修改信息支持用户手动修改列统计信息。可以修改指定列的 row_count, ndv, num_nulls, min_value, max_value, data_size 等信息。 请参考内表统计信息修改统计信息部分。

mysql> ALTER TABLE hive.tpch100.orders MODIFY COLUMN o_orderstatus SET STATS ('row_count'='6001215');
Query OK, 0 rows affected (0.03 sec)

mysql> SHOW COLUMN stats hive.tpch100.orders;
+-----------------+-----------+--------------+----------+----------------------+---------------+-----------------------+----------------------------+
| column_name | count | ndv | num_null | data_size | avg_size_byte | min | max |
+-----------------+-----------+--------------+----------+----------------------+---------------+-----------------------+----------------------------+
| o_orderstatus | 6001215.0 | 0.0 | 0.0 | 0.0 | 0.0 | 'NULL' | 'NULL' |
| o_clerk | 1.5E8 | 100836.0 | 0.0 | 2.250000015E9 | 15.0 | 'Clerk#000000001' | 'Clerk#000100000' |
| o_orderdate | 1.5E8 | 2417.0 | 0.0 | 6.00000004E8 | 4.0 | '1992-01-01' | '1998-08-02' |
| o_shippriority | 1.5E8 | 1.0 | 0.0 | 6.00000004E8 | 4.0 | 0 | 0 |
| o_custkey | 1.5E8 | 1.0023982E7 | 0.0 | 6.00000004E8 | 4.0 | 1 | 14999999 |
| o_totalprice | 1.5E8 | 3.4424096E7 | 0.0 | 1.200000008E9 | 8.0 | 811.73 | 591036.15 |
| o_orderkey | 1.5E8 | 1.51621184E8 | 0.0 | 1.200000008E9 | 8.0 | 1 | 600000000 |
| o_comment | 1.5E8 | 1.10204136E8 | 0.0 | 7.275038757500258E9 | 48.50025806 | ' Tiresias about the' | 'zzle? unusual requests w' |
| o_orderpriority | 1.5E8 | 5.0 | 0.0 | 1.2600248124001656E9 | 8.40016536 | '1-URGENT' | '5-LOW' |
+-----------------+-----------+--------------+----------+----------------------+---------------+-----------------------+----------------------------+

信息删除

删除外表统计信息支持用户删除一张表的表行数信息和列统计信息。如果用户指定了删除的列名,则只删除这些列的信息。如果不指定,则删除整张表所有列的统计信息以及表行数信息。 请参考内表统计信息 删除统计信息部分。

  • 删除整张表的信息
DROP STATS hive.tpch100.orders
  • 删除表中某几列的信息
DROP STATS hive.tpch100.orders (o_orderkey, o_orderdate)

实现原理

统计信息数据来源

优化器(Nereids)通过 Cache 读取统计信息,cache 的数据来源有两个。

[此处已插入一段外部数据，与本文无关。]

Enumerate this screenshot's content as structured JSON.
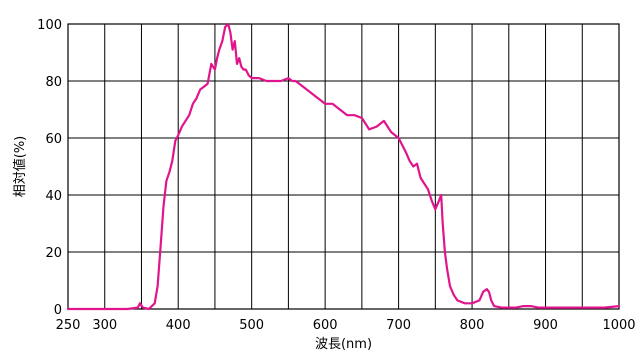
{
  "chart_data": {
    "type": "line",
    "title": "",
    "xlabel": "波長(nm)",
    "ylabel": "相対値(%)",
    "xlim": [
      250,
      1000
    ],
    "ylim": [
      0,
      100
    ],
    "x_ticks": [
      250,
      300,
      400,
      500,
      600,
      700,
      800,
      900,
      1000
    ],
    "x_grid": [
      300,
      350,
      400,
      450,
      500,
      550,
      600,
      650,
      700,
      750,
      800,
      850,
      900,
      950
    ],
    "y_ticks": [
      0,
      20,
      40,
      60,
      80,
      100
    ],
    "grid": true,
    "colors": {
      "line": "#e0148c",
      "grid": "#000000",
      "text": "#000000"
    },
    "series": [
      {
        "x": [
          250,
          300,
          330,
          345,
          348,
          352,
          360,
          368,
          372,
          376,
          380,
          384,
          388,
          392,
          396,
          400,
          405,
          410,
          415,
          420,
          425,
          430,
          435,
          440,
          445,
          450,
          453,
          456,
          460,
          464,
          468,
          471,
          474,
          477,
          480,
          483,
          486,
          489,
          492,
          496,
          500,
          505,
          510,
          520,
          530,
          540,
          550,
          555,
          560,
          570,
          580,
          590,
          600,
          610,
          620,
          630,
          640,
          650,
          660,
          670,
          680,
          685,
          690,
          700,
          710,
          715,
          720,
          725,
          730,
          735,
          740,
          745,
          750,
          755,
          758,
          760,
          763,
          766,
          770,
          775,
          780,
          790,
          800,
          810,
          815,
          820,
          823,
          826,
          830,
          840,
          850,
          860,
          870,
          880,
          890,
          900,
          920,
          940,
          960,
          980,
          1000
        ],
        "values": [
          0,
          0,
          0,
          0.5,
          2,
          0.5,
          0,
          2,
          8,
          22,
          36,
          45,
          48,
          52,
          59,
          61,
          64,
          66,
          68,
          72,
          74,
          77,
          78,
          79,
          86,
          84,
          88,
          91,
          94,
          99,
          100,
          97,
          91,
          94,
          86,
          88,
          85,
          84,
          84,
          82,
          81,
          81,
          81,
          80,
          80,
          80,
          81,
          80,
          80,
          78,
          76,
          74,
          72,
          72,
          70,
          68,
          68,
          67,
          63,
          64,
          66,
          64,
          62,
          60,
          55,
          52,
          50,
          51,
          46,
          44,
          42,
          38,
          35,
          38,
          40,
          30,
          20,
          14,
          8,
          5,
          3,
          2,
          2,
          3,
          6,
          7,
          6,
          3,
          1,
          0.5,
          0.5,
          0.5,
          1,
          1,
          0.5,
          0.5,
          0.5,
          0.5,
          0.5,
          0.5,
          1
        ]
      }
    ]
  }
}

第一个是内部的 statistics 表,statistics 表的数据通过用户执行 analyze 语句收集而来。这一部分的架构与内表相同,用户可以像分析内表一样,对外表执行 analyze 语句来收集统计信息。

与内表不同的是,外表 cache 的数据还有第二个来源 stats collector。stats collector 定义了一些接口,用来从外部数据源获取统计信息。比如目前已经支持的 hive metastore 和 Iceberg 两种数据源,这些接口可以获取外部数据源中已有的统计信息。以 hive 为例,如果用户在 hive 中执行过 analyze 操作,那么在 Doris 中查询的时候,Doris 可以直接从 hive metastore 中加载已有的统计信息到缓存中,包括表的行数、列的最大最小值等。如果外部数据源也没有统计信息,stats connector 会根据表中数据文件的大小和表的 schema,大致估算一个行数提供给优化器,在这种情况下,列的统计信息是缺失的,可能导致优化器生成比较低效的执行计划。

Stats collector 在 statistics 表中无数据时自动执行,对用户透明,用户无需执行命令或进行设置。

缓存的加载

缓存的加载顺序是,首先通过 Statistics 表加载,如果 Statistics 表中有信息,说明用户在 Doris 中执行过 analyze 操作,这样收集上来的统计信息是最准确的,所以我们优先从 Statistics 表中加载。如果发现 Statistics 中没有当前所需表的信息,再通过 Stats Collector 从外部数据源获取。如果外部数据源也没有,Stats Collector 会估算一个行数。

由于缓存是异步加载的,第一次 Query 的时候可能没法利用到任何统计信息,因为这时候刚刚触发缓存加载。但一般情况下,可以保证第二次查询某张表的时候,优化器可以从缓存中获取到它的统计信息。